The judgment brings clarity to and reins back on how far the courts ought to take the law of vicarious liability away from the original position that the employer of an independent contractor cannot be held liable for the latter’s actions in the course of his work.


Introduction 

Two elements have to be shown before one can be made vicariously liable for another’s torts. First is the relationship between the two persons to make it proper for the law to impose liability: the relationship between employer and employee is one such relationship. Second is the connection between that relationship and the tortfeasor’s wrongdoing. This case is concerned with the first element: we will explore the second element in Part 2 which will discuss WM Morrison Supermarkets plc v Various Claimants [2020] UKSC 12. 

Issue 

The issue is whether Barclays Bank can be held vicariously liable for the sexual assaults allegedly committed by the late Dr Gordon Bates on some 126 claimants in this group action. Factual findings made by the High Court clearly pointed towards the fact that Dr Bates was in business on his own account as a medical practitioner with a portfolio of patients and clients, one of which was Barclays Bank. In other words, his relationship with Barclays Bank was that of an independent contractor and client as opposed to one that resembles an employment relationship, or for that matter a limb (b) worker under s.230(3) ERA 1996. 

Judgment

Lady Hale stated that the law never truly moved away from the proposition that the employer of an independent contractor cannot be held liable for the latter’s actions in the course of his work. Although the High Court and the Court of Appeal in this case supported a multi-factorial approach in which a range of incidents are considered in deciding whether it is fair, just and reasonable to impose vicarious liability upon the employer for the torts of another person who was not his employee, the Supreme Court had never truly espoused this approach. 

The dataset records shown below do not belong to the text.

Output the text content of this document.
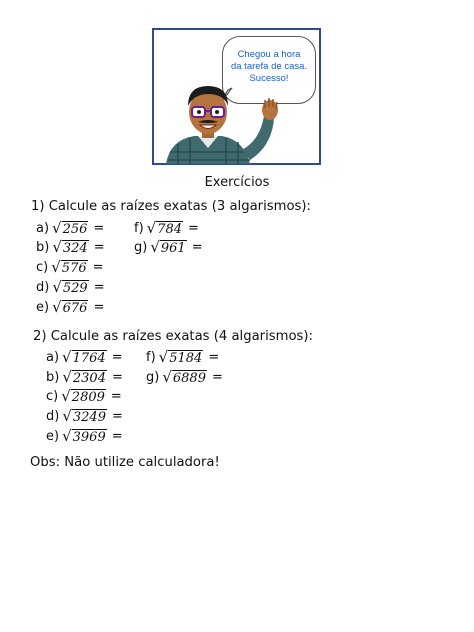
Chegou a hora
da tarefa de casa.
Sucesso!
Exercícios
1) Calcule as raízes exatas (3 algarismos):
a) √ 256 =
b) √ 324 =
c) √ 576 =
d) √ 529 =
e) √ 676 =
f) √ 784 =
g) √ 961 =
2) Calcule as raízes exatas (4 algarismos):
a) √ 1764 =
b) √ 2304 =
c) √ 2809 =
d) √ 3249 =
e) √ 3969 =
f) √ 5184 =
g) √ 6889 =
Obs: Não utilize calculadora!
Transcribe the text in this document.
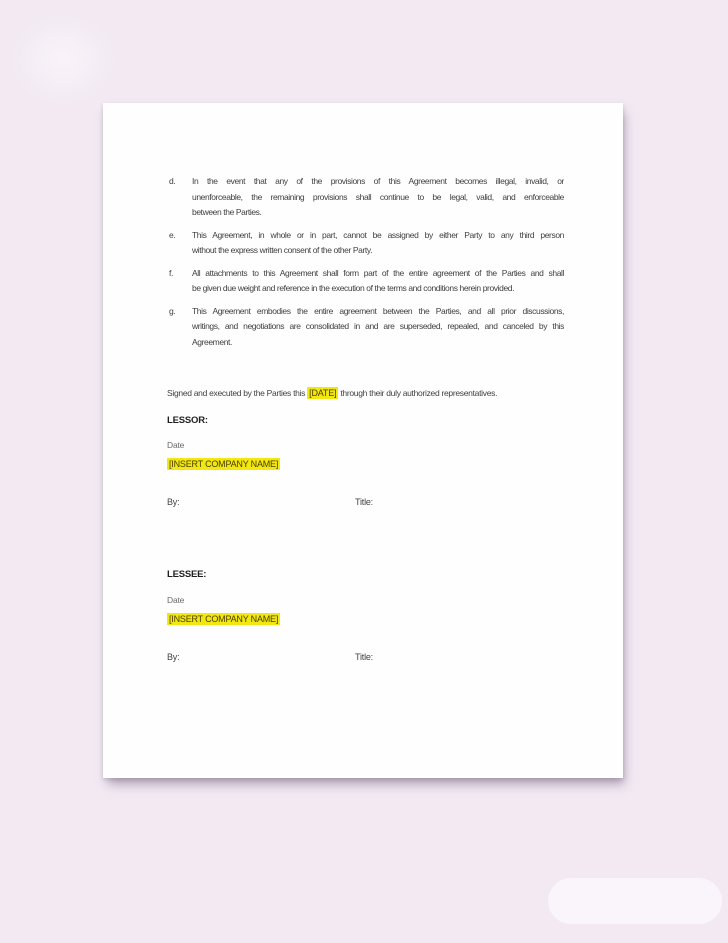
d.	In the event that any of the provisions of this Agreement becomes illegal, invalid, or
unenforceable, the remaining provisions shall continue to be legal, valid, and enforceable
between the Parties.
e.	This Agreement, in whole or in part, cannot be assigned by either Party to any third person
without the express written consent of the other Party.
f.	All attachments to this Agreement shall form part of the entire agreement of the Parties and shall
be given due weight and reference in the execution of the terms and conditions herein provided.
g.	This Agreement embodies the entire agreement between the Parties, and all prior discussions,
writings, and negotiations are consolidated in and are superseded, repealed, and canceled by this
Agreement.
Signed and executed by the Parties this [DATE] through their duly authorized representatives.
LESSOR:
Date
[INSERT COMPANY NAME]
By:	Title:
LESSEE:
Date
[INSERT COMPANY NAME]
By:	Title:
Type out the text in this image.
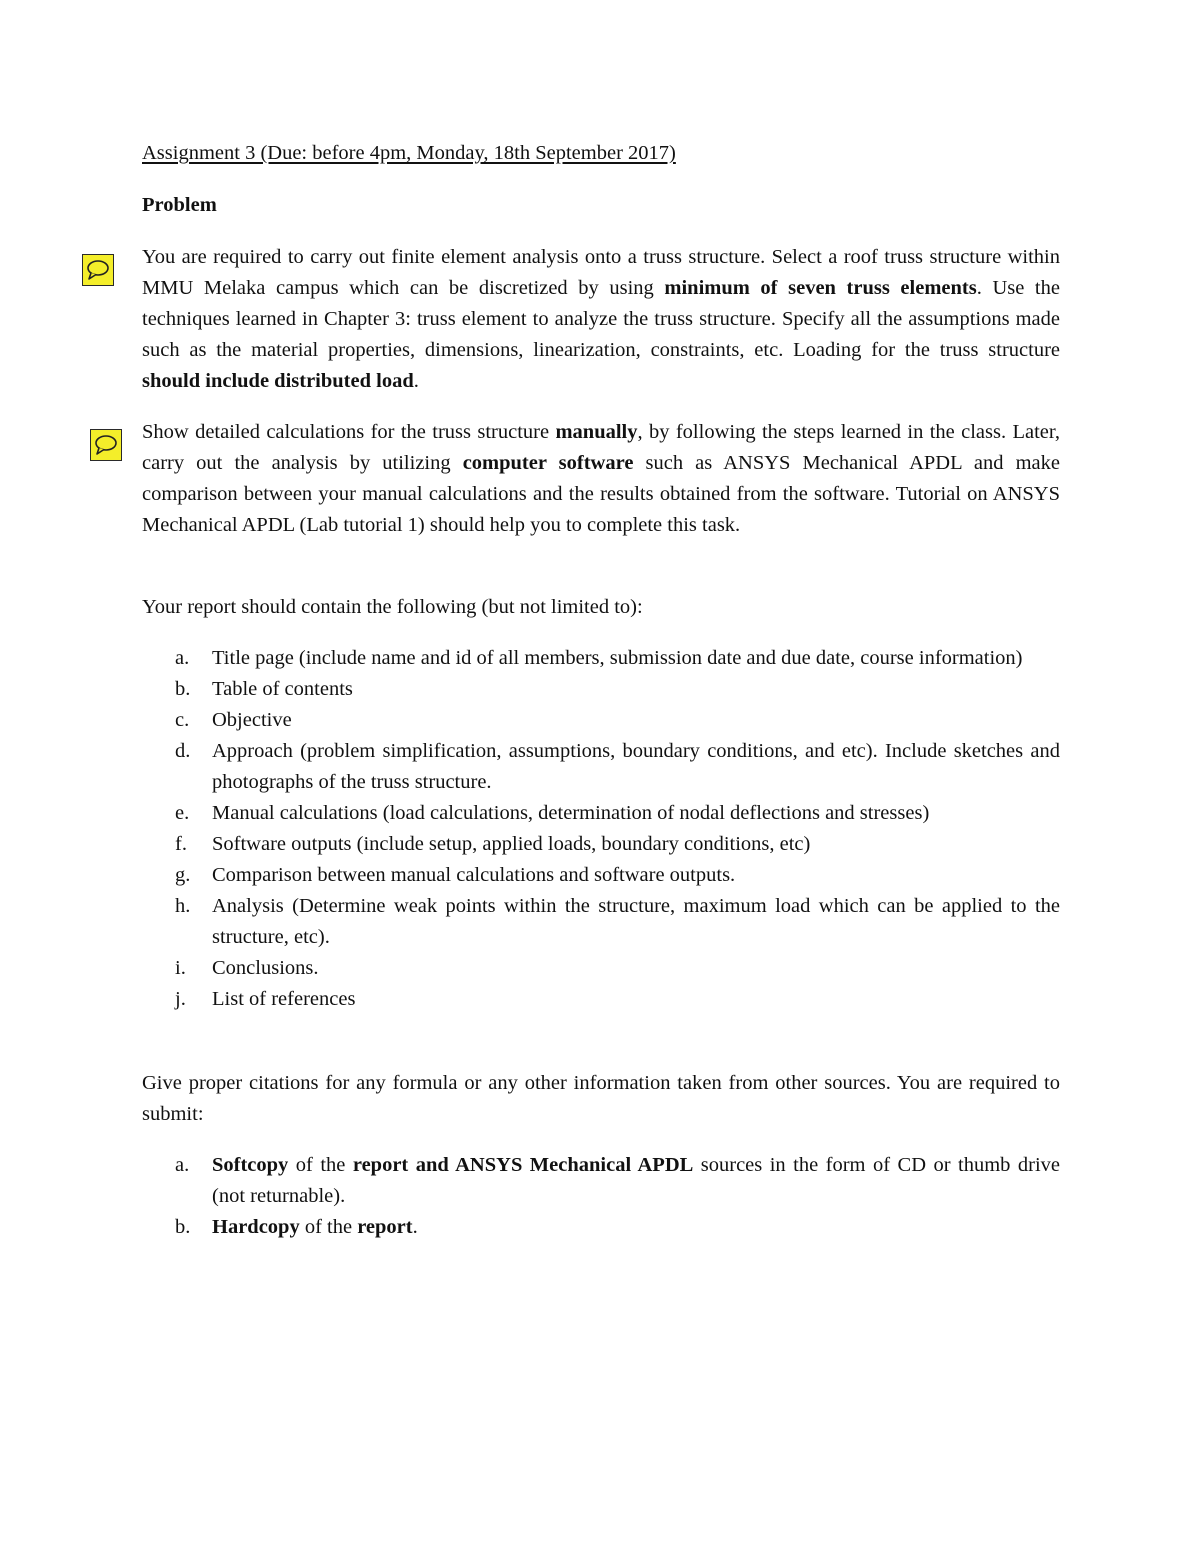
Assignment 3 (Due: before 4pm, Monday, 18th September 2017)
Problem

You are required to carry out finite element analysis onto a truss structure. Select a roof truss structure within MMU Melaka campus which can be discretized by using minimum of seven truss elements. Use the techniques learned in Chapter 3: truss element to analyze the truss structure. Specify all the assumptions made such as the material properties, dimensions, linearization, constraints, etc. Loading for the truss structure should include distributed load.

Show detailed calculations for the truss structure manually, by following the steps learned in the class. Later, carry out the analysis by utilizing computer software such as ANSYS Mechanical APDL and make comparison between your manual calculations and the results obtained from the software. Tutorial on ANSYS Mechanical APDL (Lab tutorial 1) should help you to complete this task.

Your report should contain the following (but not limited to):

a. Title page (include name and id of all members, submission date and due date, course information)
b. Table of contents
c. Objective
d. Approach (problem simplification, assumptions, boundary conditions, and etc). Include sketches and photographs of the truss structure.
e. Manual calculations (load calculations, determination of nodal deflections and stresses)
f. Software outputs (include setup, applied loads, boundary conditions, etc)
g. Comparison between manual calculations and software outputs.
h. Analysis (Determine weak points within the structure, maximum load which can be applied to the structure, etc).
i. Conclusions.
j. List of references

Give proper citations for any formula or any other information taken from other sources. You are required to submit:

a. Softcopy of the report and ANSYS Mechanical APDL sources in the form of CD or thumb drive (not returnable).
b. Hardcopy of the report.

Lady Hale reviewed three recent Supreme Court cases all of which imposed vicarious liability: Christian Brothers (Institute of Christian Brothers and teacher brothers); Cox v Ministry of Justice (Prison service and prisoner) and Armes v Nottinghamshire County Council (local authority and foster parents). She held that none of these recent cases cast any doubt on the classic distinction between work done for an employer as part of the business of that employer and work done by an independent contractor as part of the business of that contractor. That there has been no erosion of the distinction. 

Thus framing the question: whether the tortfeasor is carrying on business on his own account or whether he is in a relationship akin to employment with the defendant. Applying the question to this case, she held that the Dr Bates was in business on his own account and therefore the Bank was not vicariously liable for any wrongdoing in the course of the medical examinations he carried out for the Bank. 

Comment 

The judgement was focused and clear as to what it was trying to achieve which was to investigate whether there indeed has been an erosion of the distinction between the two relationships so as to expand the law of vicarious liability. The answer was a resounding no. This will come as a welcome relief for employers and brings clarity (if ever it was needed) to who can be held vicariously liable for another’s wrongful actions.